Last weekend, it was the Hardly Strictly Bluegrass festival in Golden Gate Park, the Pacific Pinball Convention in Marin and the Castro Street Celebration (not to mention a home game for the 49ers). One Muni official says he saw a traffic jam of bicycles headed to Golden Gate Park.
Often this time of year the constellations will line up so that a number of popular events fall on the first two weekends of October. But this year, it seems something is truly out of whack.
This weekend, San Francisco will host Fleet Week, another 49ers Game, the President's Cup Golf Tournament, the Italian Heritage Parade in North Beach, the Chinese Ten Ten celebration, the Alzheimer's Memory Walk, Burning Man Decompression and the Oracle World Convention.
"It's a great weekend to be in San Francisco," said Muni spokesman Judson True. "And it's also a weekend to have some patience getting around San Francisco."

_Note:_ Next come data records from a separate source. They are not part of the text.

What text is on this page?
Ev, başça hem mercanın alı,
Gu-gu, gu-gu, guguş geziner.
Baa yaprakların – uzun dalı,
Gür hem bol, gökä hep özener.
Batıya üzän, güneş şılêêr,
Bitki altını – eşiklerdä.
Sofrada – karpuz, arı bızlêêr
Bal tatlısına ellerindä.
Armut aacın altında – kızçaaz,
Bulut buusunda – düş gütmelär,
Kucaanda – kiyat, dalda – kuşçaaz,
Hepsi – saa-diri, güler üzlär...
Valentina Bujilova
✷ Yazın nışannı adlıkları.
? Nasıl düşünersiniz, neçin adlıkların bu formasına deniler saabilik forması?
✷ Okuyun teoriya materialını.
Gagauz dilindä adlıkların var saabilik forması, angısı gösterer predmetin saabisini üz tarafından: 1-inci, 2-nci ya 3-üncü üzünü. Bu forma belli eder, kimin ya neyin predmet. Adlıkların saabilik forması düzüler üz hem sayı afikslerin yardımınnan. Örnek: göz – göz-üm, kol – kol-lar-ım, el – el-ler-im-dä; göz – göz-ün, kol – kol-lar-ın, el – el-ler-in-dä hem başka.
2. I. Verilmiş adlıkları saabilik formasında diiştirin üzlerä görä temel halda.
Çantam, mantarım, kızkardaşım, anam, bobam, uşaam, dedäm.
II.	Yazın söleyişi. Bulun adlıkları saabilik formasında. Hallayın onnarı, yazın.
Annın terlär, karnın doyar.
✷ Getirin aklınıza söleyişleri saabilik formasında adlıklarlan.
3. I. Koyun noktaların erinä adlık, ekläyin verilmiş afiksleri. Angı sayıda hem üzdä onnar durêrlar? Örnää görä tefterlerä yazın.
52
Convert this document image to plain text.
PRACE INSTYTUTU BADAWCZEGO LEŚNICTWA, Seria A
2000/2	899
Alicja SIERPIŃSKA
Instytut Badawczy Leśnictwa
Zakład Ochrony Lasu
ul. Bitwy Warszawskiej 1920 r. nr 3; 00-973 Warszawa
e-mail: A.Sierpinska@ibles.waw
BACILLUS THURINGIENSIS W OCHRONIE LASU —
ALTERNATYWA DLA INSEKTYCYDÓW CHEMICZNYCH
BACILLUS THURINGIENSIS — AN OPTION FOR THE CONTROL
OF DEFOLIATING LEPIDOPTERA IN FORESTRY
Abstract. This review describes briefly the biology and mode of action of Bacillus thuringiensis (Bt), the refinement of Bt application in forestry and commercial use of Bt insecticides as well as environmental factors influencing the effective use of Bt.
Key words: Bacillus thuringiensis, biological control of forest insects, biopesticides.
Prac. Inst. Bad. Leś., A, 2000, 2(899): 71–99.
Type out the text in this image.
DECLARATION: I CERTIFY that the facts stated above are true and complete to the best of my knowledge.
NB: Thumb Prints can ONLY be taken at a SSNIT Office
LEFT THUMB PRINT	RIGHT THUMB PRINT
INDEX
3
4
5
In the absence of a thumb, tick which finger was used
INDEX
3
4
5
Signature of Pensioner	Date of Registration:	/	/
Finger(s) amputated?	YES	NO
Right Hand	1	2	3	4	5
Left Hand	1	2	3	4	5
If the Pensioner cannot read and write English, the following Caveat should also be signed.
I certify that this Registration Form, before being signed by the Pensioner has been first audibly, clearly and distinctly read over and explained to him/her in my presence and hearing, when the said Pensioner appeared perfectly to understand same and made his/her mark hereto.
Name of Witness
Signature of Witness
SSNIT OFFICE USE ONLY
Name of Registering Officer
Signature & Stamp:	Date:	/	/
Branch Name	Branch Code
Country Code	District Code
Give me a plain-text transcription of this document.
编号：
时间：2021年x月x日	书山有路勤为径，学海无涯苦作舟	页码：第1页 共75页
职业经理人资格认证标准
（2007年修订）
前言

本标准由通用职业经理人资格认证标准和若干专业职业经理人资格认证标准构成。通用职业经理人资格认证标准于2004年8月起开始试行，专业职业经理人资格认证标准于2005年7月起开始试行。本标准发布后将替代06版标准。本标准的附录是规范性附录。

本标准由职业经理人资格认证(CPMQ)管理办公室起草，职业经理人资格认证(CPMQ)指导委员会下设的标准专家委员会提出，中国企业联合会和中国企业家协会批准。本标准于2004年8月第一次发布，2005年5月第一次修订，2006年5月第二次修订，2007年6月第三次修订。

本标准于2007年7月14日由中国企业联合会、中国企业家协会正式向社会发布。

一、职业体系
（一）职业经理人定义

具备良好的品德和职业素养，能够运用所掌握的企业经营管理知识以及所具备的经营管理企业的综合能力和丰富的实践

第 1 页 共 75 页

Now there's an understatement.
Usually on the occasion of big events, Muni advises people to get out of their cars and take public transportation. This weekend, the warning extends to the inside of buses. "There'll be heavy crowds on our vehicles," he said.
The annual Oracle World Convention will shut down Howard Street for nine days. Harding Park Golf Course will be the destination for thousands of golf lovers and general looky-loos. Fisherman's Wharf, the Embarcadero and the Marina will be filled with up to a million people turning out for Fleet Week and the rumble of the Blue Angels.
Aaron Sims held his tiny daughter Eva as he watched the Blue Angels practicing over the Marina Green on Thursday. Sims says he's followed the Blue Angels since he was a kid, and now wants to pass down the tradition to his daughters. "I just want them to have the same opportunity," he said.
The peninsula resident says he's bracing for the sight of bumpers in San Francisco, but he doesn't plan to let that keep him away. "Traffic is a complaint, an issue,"he said, scanning the sky for the blur of blue jets. "But it's a four-day event. Why complain when you're here for a something that only comes once a year."
One group of folks that also isn't complaining is San Francisco city leaders. The Convention and Visitors Bureau estimates this weekend's wild romp will bring in millions of dollars, and market the city beyond its 49 square miles. "It feels like a perfect storm in a good way," said Dan Goldes of the Convention and Visitors Bureau. "Yes, the city will be busy, and yes, there will be some traffic concerns. "But it's the sign of a vital city that these things are happening here."